Mon père a fui la barbarie franquiste (35000 exécutions par les Phalangistes en 1939) à bord d’un des derniers bateaux partis de Carthagène. Il est arrivé à Oran, en Algérie, où on laissa le navire bondé à quai plus d’une semaine, avec, pour tout ravitaillement, de l’eau et du pain. Il avait 22 ans. Là, on l’a envoyé au fond du Sahara, à Kenadza, à côté de Béchar, dans un camp de travaux forcés – huitième compagnie de Travailleurs Etrangers – où il échappa de peu à une épidémie de typhus ou de choléra, tant les conditions de vie étaient inhumaines. Libéré en 1944, il obtiendra le statut de réfugié, puis la nationalité Française (avant de récupérer bien plus tard l’Espagnole).

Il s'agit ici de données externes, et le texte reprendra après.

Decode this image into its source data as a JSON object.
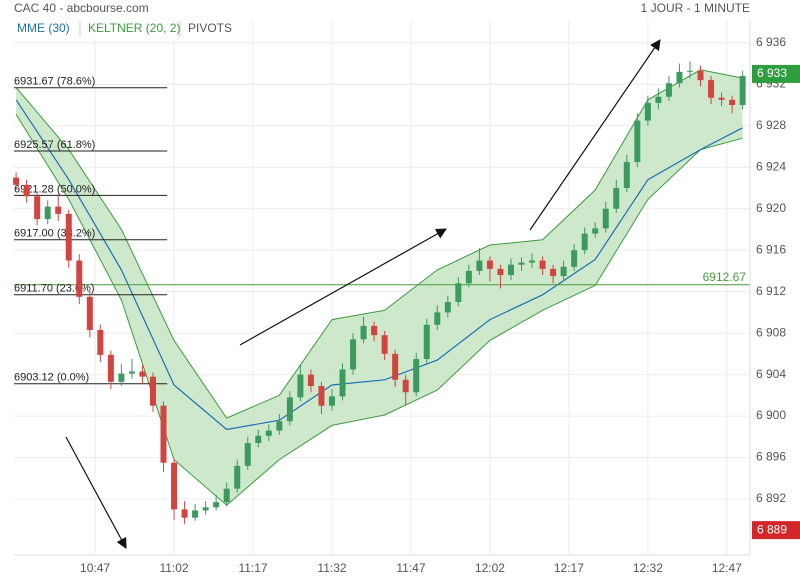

Son éducation n’a rien coûté à la France. Par contre, il a payé cotisations sociales et impôts dans son pays d’adoption jusqu’à sa mort.


Je suis un fils de réfugié et j’en suis fier, comme je suis fier de mon ascendance européenne, française et espagnole. Mais vous pouvez comprendre pourquoi, pour moi, l’utopie européenne, l’anti-fascisme et l’accueil des réfugiés ne se discutent et ne se mégotent pas.

Ici prend fin le voyage de Don Quichotte et de Rossinante : exactement à ce qui fut son point de départ initial.